6.  Once you have let the pumpkin cool to where you are comfortable handling it, start scooping the insides out and place in a blender or food processor.  You should be able to get every little bit of the pulp while leaving a thin skin from the outside of the pumpkin.  Fill your blender to about 2/3-3/4 full, put the lid on and hit "purée."  The pumpkin is ready when it's smooth and there are no chunks left in the blender.

7.  You can store your pumpkin in the freezer or refrigerator.  If storing in the refrigerator, put in an airtight container and keep for 7-10 days (or so).  If storing in the freezer, fill freezer bags and store for 2-3 months.

Here are a few websites I found helpful.  

Happy puréeing!

Wednesday, November 9, 2011

Eye Candy

Ruche has become a severely addictive online boutique that I randomly found through Google ads.  The tagline is "Vintage inspired clothing, affordable clothes and eco-friendly fashion" and I have to say it lives up to all of it (except perhaps affordability for this college student/newlywed).

Recently they created a Homemade Holiday Handbook, which has become my favorite thing to stare at whenever I get the chance.  Their photos make you want absolutely everything in that little book and inspires so much beautiful creativity.  
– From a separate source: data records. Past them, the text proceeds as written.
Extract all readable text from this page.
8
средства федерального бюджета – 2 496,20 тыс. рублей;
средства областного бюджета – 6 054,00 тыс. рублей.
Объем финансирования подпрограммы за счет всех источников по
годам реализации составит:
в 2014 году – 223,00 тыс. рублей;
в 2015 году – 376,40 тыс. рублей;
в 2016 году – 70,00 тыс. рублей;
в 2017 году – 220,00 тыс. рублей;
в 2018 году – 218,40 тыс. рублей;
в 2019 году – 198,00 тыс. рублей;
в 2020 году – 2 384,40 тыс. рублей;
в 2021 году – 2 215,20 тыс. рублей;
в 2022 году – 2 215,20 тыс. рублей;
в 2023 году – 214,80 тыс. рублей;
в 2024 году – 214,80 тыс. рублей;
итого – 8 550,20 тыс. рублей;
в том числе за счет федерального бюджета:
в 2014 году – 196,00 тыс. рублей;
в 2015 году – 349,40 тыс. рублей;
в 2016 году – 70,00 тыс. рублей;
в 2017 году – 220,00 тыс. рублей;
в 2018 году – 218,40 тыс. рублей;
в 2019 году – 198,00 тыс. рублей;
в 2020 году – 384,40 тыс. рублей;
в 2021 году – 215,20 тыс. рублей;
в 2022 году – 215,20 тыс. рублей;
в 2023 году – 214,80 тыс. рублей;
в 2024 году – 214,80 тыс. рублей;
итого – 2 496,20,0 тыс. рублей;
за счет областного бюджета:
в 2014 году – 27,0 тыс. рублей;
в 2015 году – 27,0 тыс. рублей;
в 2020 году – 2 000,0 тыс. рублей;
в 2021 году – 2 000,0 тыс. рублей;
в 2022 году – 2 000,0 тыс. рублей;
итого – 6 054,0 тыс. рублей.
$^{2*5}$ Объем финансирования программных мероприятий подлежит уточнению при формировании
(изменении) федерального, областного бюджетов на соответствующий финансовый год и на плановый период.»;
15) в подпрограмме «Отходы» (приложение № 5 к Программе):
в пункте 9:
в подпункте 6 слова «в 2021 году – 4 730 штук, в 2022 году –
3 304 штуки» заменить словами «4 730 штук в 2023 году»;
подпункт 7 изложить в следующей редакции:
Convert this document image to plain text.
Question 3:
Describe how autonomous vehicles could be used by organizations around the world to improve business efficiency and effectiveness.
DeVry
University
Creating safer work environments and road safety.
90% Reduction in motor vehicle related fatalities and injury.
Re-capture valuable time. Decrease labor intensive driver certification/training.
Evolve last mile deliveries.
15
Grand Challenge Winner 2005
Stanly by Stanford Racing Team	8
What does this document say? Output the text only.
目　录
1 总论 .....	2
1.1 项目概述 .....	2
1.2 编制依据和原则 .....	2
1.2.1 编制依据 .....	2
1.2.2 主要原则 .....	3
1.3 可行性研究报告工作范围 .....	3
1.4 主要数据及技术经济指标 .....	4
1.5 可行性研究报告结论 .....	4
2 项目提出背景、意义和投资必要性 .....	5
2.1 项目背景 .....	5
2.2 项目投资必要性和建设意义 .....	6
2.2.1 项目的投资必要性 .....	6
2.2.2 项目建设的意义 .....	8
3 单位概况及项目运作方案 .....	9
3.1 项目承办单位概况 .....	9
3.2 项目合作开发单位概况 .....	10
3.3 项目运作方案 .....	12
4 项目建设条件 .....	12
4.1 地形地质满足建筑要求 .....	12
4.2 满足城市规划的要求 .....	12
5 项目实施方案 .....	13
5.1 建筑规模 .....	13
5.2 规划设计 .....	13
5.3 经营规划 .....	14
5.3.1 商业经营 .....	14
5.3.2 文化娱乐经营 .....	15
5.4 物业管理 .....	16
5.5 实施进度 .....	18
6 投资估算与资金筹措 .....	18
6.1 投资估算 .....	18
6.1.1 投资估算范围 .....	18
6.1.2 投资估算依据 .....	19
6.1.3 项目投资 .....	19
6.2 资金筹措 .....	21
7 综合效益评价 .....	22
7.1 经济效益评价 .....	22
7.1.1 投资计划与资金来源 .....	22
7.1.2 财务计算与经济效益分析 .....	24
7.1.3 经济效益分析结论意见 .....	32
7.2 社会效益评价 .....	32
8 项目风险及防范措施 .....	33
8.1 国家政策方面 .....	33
I encourage you to check out their store for a little eye candy!

Tuesday, November 8, 2011

End and a Beginning

I have felt as though a huge part has been missing since I stopped blogging.  I keep thinking I need to start something and then I'm just unable to figure out where to start.  So here's to the end of abandonment!

And I'll begin with sharing some of our special wedding day.  Special it was.  Low-stress it was not.  With a car accident, family kerfuffles and not enough sleep, I can't imagine that I came out of it alive (or anyone for that matter).  But everyone survived, all is well, and we're married!